Re: [PATCH v26 00/10] Simple Donor Migration for Proxy Execution

From: Peter Zijlstra

Date: Fri Apr 03 2026 - 05:22:30 EST


On Thu, Apr 02, 2026 at 11:31:56AM -0700, John Stultz wrote:

> So I like getting rid of proxy_force_return(), but its not clear to me
> that proxy_deactivate() is what we want to do in these
> find_proxy_task() edge cases.
>
> It feels like if we are already racing with ttwu, deactivating the
> task seems like it might open more windows where we might lose the
> wakeup.
>
> In fact, the whole reason we have proxy_force_return() is that earlier
> in the proxy-exec development, when we hit those edge cases we usually
> would return proxy_reschedule_idle() just to drop the rq lock and let
> ttwu do its thing, but there kept on being cases where we would end up
> with lost wakeups.
>
> But I'll give this a shot (and will integrate your ttwu_runnable
> cleanups regardless) and see how it does.

So the main idea is that ttwu() will be in charge of migrating back, as
one an only means of doing so.

This includes signals and unlock and everything.

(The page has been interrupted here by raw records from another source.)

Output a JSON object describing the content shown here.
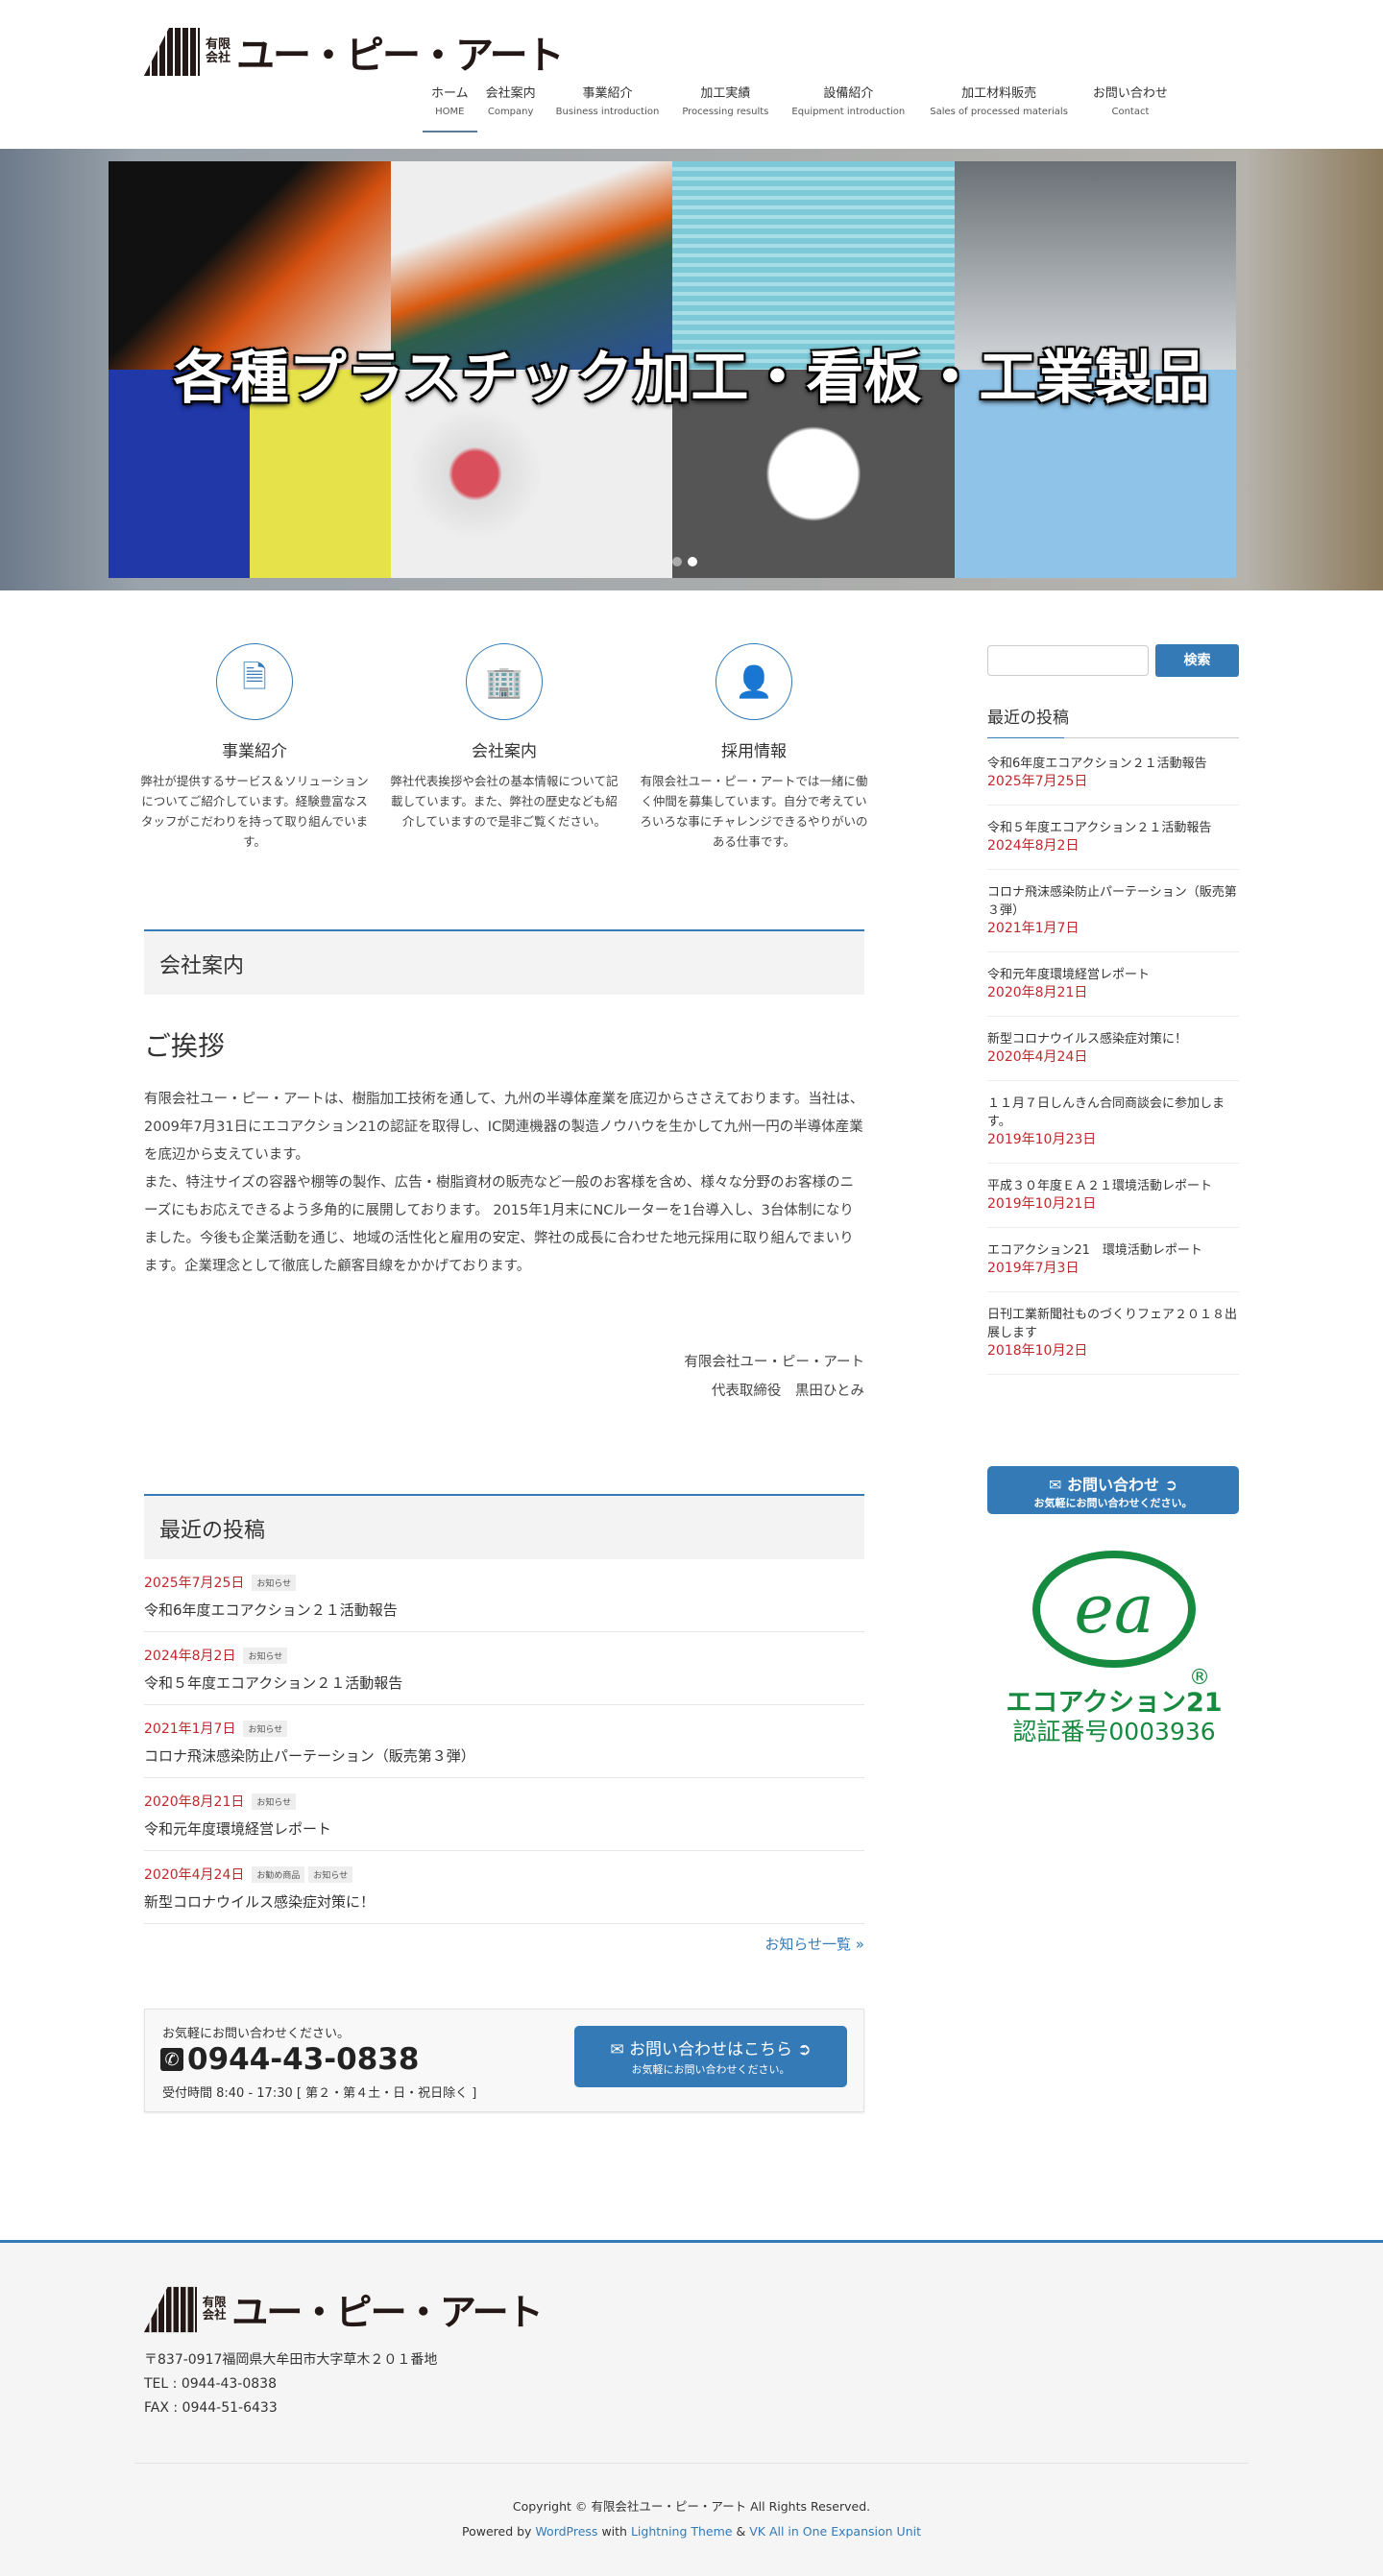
{
  "header": {
    "logo": {
      "small1": "有限",
      "small2": "会社",
      "name": "ユー・ピー・アート"
    },
    "nav": [
      {
        "ja": "ホーム",
        "en": "HOME"
      },
      {
        "ja": "会社案内",
        "en": "Company"
      },
      {
        "ja": "事業紹介",
        "en": "Business introduction"
      },
      {
        "ja": "加工実績",
        "en": "Processing results"
      },
      {
        "ja": "設備紹介",
        "en": "Equipment introduction"
      },
      {
        "ja": "加工材料販売",
        "en": "Sales of processed materials"
      },
      {
        "ja": "お問い合わせ",
        "en": "Contact"
      }
    ]
  },
  "hero": {
    "caption": "各種プラスチック加工・看板・工業製品",
    "slides": 2,
    "active_slide": 2
  },
  "features": [
    {
      "icon": "document-icon",
      "title": "事業紹介",
      "desc": "弊社が提供するサービス＆ソリューションについてご紹介しています。経験豊富なスタッフがこだわりを持って取り組んでいます。"
    },
    {
      "icon": "building-icon",
      "title": "会社案内",
      "desc": "弊社代表挨拶や会社の基本情報について記載しています。また、弊社の歴史なども紹介していますので是非ご覧ください。"
    },
    {
      "icon": "person-icon",
      "title": "採用情報",
      "desc": "有限会社ユー・ピー・アートでは一緒に働く仲間を募集しています。自分で考えていろいろな事にチャレンジできるやりがいのある仕事です。"
    }
  ],
  "company": {
    "heading": "会社案内",
    "greeting_title": "ご挨拶",
    "para1": "有限会社ユー・ピー・アートは、樹脂加工技術を通して、九州の半導体産業を底辺からささえております。当社は、2009年7月31日にエコアクション21の認証を取得し、IC関連機器の製造ノウハウを生かして九州一円の半導体産業を底辺から支えています。",
    "para2": "また、特注サイズの容器や棚等の製作、広告・樹脂資材の販売など一般のお客様を含め、様々な分野のお客様のニーズにもお応えできるよう多角的に展開しております。 2015年1月末にNCルーターを1台導入し、3台体制になりました。今後も企業活動を通じ、地域の活性化と雇用の安定、弊社の成長に合わせた地元採用に取り組んでまいります。企業理念として徹底した顧客目線をかかげております。",
    "sign_company": "有限会社ユー・ピー・アート",
    "sign_person": "代表取締役　黒田ひとみ"
  },
  "recent": {
    "heading": "最近の投稿",
    "items": [
      {
        "date": "2025年7月25日",
        "tags": [
          "お知らせ"
        ],
        "title": "令和6年度エコアクション２１活動報告"
      },
      {
        "date": "2024年8月2日",
        "tags": [
          "お知らせ"
        ],
        "title": "令和５年度エコアクション２１活動報告"
      },
      {
        "date": "2021年1月7日",
        "tags": [
          "お知らせ"
        ],
        "title": "コロナ飛沫感染防止パーテーション（販売第３弾）"
      },
      {
        "date": "2020年8月21日",
        "tags": [
          "お知らせ"
        ],
        "title": "令和元年度環境経営レポート"
      },
      {
        "date": "2020年4月24日",
        "tags": [
          "お勧め商品",
          "お知らせ"
        ],
        "title": "新型コロナウイルス感染症対策に！"
      }
    ],
    "more": "お知らせ一覧 »"
  },
  "contact_box": {
    "lead": "お気軽にお問い合わせください。",
    "phone": "0944-43-0838",
    "hours": "受付時間 8:40 - 17:30 [ 第２・第４土・日・祝日除く ]",
    "button": "お問い合わせはこちら",
    "button_sub": "お気軽にお問い合わせください。"
  },
  "sidebar": {
    "search_placeholder": "",
    "search_button": "検索",
    "recent_heading": "最近の投稿",
    "items": [
      {
        "title": "令和6年度エコアクション２１活動報告",
        "date": "2025年7月25日"
      },
      {
        "title": "令和５年度エコアクション２１活動報告",
        "date": "2024年8月2日"
      },
      {
        "title": "コロナ飛沫感染防止パーテーション（販売第３弾）",
        "date": "2021年1月7日"
      },
      {
        "title": "令和元年度環境経営レポート",
        "date": "2020年8月21日"
      },
      {
        "title": "新型コロナウイルス感染症対策に！",
        "date": "2020年4月24日"
      },
      {
        "title": "１１月７日しんきん合同商談会に参加します。",
        "date": "2019年10月23日"
      },
      {
        "title": "平成３０年度ＥＡ２１環境活動レポート",
        "date": "2019年10月21日"
      },
      {
        "title": "エコアクション21　環境活動レポート",
        "date": "2019年7月3日"
      },
      {
        "title": "日刊工業新聞社ものづくりフェア２０１８出展します",
        "date": "2018年10月2日"
      }
    ],
    "contact_button": "お問い合わせ",
    "contact_sub": "お気軽にお問い合わせください。",
    "eco": {
      "name": "エコアクション21",
      "cert": "認証番号0003936",
      "mark": "ea",
      "reg": "®"
    }
  },
  "footer": {
    "address": "〒837-0917福岡県大牟田市大字草木２０１番地",
    "tel": "TEL : 0944-43-0838",
    "fax": "FAX : 0944-51-6433",
    "copyright": "Copyright © 有限会社ユー・ピー・アート All Rights Reserved.",
    "powered": "Powered by",
    "wp": "WordPress",
    "with": "with",
    "lightning": "Lightning Theme",
    "amp": "&",
    "vk": "VK All in One Expansion Unit"
  },
  "colors": {
    "accent": "#337ab7",
    "date": "#c1272d",
    "eco_green": "#168a3e"
  }
}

This means that there are two main cases:

- ttwu() happens first and finds the task on_rq; we hit
ttwu_runnable().

- schedule() happens first and hits this task without means of going
forward.

Lets do the second first; this is handled by doing dequeue. It must take
the task off the runqueue, so it can select another task and make
progress. But this had me hit those proxy_deactivate() failure cases,
those must not exist.

The first is that deactivate can encounter TASK_RUNNING, this must not
be, because TASK_RUNNING would mean ttwu() has happened and that would
then have sorted everything out.

The second is that signal case, which again should not happen, because
the signal ttwu() should sort it all out. We just want to take the task
off the runqueue here.


Now the ttwu() case. So if it is first it will hit ttwu_runnable(), but
we don't want this case. So instead we dequeue the task and say: 'nope,
wasn't on_rq', which proceeds into the 'normal' wakeup path which does a
migration.

And note, that if proxy_deactivate() happened first, we simply skip that
first step and directly go into the normal wakeup path.

There is no worry about ttwu() going missing, ttwu() is changed to make
sure any ->TASK_RUNNING transition ensures ->blocked_on gets cleared and
the task ends up on a suitable CPU.

Anyway, that is the high level idea, like said I didn't get around to
doing all the details (and I clearly missed a few :-).